Быстро нахожу среди гостей Александра Сергеевича, который в свою очередь не сводит взгляда с одной очаровательной особы, которая и не думала смотреть в сторону поэта, и без этого более симпатичных поклонников было вдоволь. Но хитрая улыбка Пушкина свидетельствует о том, что он не привык сдаваться. Когда девушка проходит мимо него, он как бы невзначай роняет своему другу.

Я восхищен, я очарован, короче — я огончарован!

Наталья стремительно разворачивается, и Пушкин достаточно правдоподобно краснеет, будто только что ее увидел. Девушка мило улыбается и проходит мимо, но по ней видно, что она еще вернется.

Значит, вот как нужно это делать…

Хорошо… — выдохнул я, делая узоры в грязи.

Значит, вот как нужно. Обаяния ему, конечно, не занимать, особенно когда он улыбается и смеется. Помню, как читал воспоминания о Пушкине, так вот Брюллов сказал: «Какой Пушкин счастливец! Так смеется, что словно кишки видны».

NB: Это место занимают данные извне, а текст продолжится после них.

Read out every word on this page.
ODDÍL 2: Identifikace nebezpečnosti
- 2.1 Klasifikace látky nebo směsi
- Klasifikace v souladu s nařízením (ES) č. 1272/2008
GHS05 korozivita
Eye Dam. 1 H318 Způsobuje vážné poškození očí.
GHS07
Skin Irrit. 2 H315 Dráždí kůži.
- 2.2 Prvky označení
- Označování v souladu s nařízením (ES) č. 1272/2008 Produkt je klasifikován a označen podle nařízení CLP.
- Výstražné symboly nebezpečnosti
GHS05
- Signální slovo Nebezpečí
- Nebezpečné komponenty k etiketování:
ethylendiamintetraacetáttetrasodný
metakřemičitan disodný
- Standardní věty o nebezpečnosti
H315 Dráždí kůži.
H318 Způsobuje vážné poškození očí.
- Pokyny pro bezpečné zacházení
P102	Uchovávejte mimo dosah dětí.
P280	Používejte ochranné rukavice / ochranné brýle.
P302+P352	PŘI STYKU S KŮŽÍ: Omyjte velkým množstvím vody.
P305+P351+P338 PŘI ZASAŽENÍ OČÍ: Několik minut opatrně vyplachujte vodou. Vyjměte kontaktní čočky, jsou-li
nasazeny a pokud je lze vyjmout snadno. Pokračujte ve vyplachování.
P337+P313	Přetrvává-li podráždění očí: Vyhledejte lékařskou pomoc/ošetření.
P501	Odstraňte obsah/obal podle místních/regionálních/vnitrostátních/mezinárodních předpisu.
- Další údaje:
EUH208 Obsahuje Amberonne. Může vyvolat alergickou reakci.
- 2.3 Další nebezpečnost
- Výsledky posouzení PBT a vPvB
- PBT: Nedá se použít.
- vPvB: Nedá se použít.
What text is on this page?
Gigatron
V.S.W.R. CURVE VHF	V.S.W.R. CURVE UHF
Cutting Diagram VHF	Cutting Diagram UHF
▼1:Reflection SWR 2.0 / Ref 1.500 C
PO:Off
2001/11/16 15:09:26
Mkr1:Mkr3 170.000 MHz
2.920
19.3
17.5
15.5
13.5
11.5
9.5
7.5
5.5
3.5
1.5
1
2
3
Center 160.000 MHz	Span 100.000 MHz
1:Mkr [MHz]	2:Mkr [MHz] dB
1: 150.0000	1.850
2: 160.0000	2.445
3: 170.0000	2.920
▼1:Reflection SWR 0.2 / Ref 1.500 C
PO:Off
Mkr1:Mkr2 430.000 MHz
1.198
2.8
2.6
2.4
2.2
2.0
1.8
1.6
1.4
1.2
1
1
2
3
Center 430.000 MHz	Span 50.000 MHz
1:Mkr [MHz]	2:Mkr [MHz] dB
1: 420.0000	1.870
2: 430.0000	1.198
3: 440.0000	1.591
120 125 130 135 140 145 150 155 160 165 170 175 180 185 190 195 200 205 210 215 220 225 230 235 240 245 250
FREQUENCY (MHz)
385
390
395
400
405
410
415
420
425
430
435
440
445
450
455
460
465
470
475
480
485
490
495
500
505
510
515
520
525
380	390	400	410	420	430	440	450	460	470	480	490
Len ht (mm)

Ладно, с любовью, ненавистью, школой, красотой, с этим всем разобрались, но вряд ли Александр Сергеевич может мне предоставить пример из своей жизни, когда его уверяли, что он делает то, что хочет, вопреки всеобщему мнению.

Мне, например, сегодня три раза кинули в лицо «урод» и шесть раз сказали «ненавижу» только из-за того, что я сделал татуировку. «Это же на всю жизнь!», «От этого уже не избавишься!»

Я прикрыл глаза.

Чтобы они понимали…

Тебе пора перестать играть в карты.

Распахнул глаза, чтобы узреть все тот же бальный зал и все того же Александра Сергеевича, только в другом костюме и в другой компании.

Игра тебя портит!

Напротив, Ваше Величество, — это император? — Карты спасают меня от хандры.

Но что же после этого твоя поэзия?

Она служит мне средством к уплате моих карточных долгов, Ваше Величество.

Остряк.

Рука погрузилась в снег.

Но нельзя же всерьез себя сравнивать с ним! Это же Пушкин! Его все равно любило больше людей, чем ненавидело. И он все, что мог, делал правильно, а я — нет. Я все, что мог, испортил. И уже ничего нельзя исправить. Есть только один выход из всего этого…

Запах. Я снова понял, что переместился, когда мне в нос пробрался ужасающий тошнотворный запах. Запах смерти.

Только не это. Видеть смерть Пушкина я точно не настроен, его дуэль с Дантесом — может, но не смерть, однако, несмотря на явное нежелание лицезреть это, глаза распахнулись и жадно впитывали в себя каждую мелкую деталь, чтобы тут же выкинуть ее из памяти, потому что каждую деталь пронизывал призрак смерти. Ужас.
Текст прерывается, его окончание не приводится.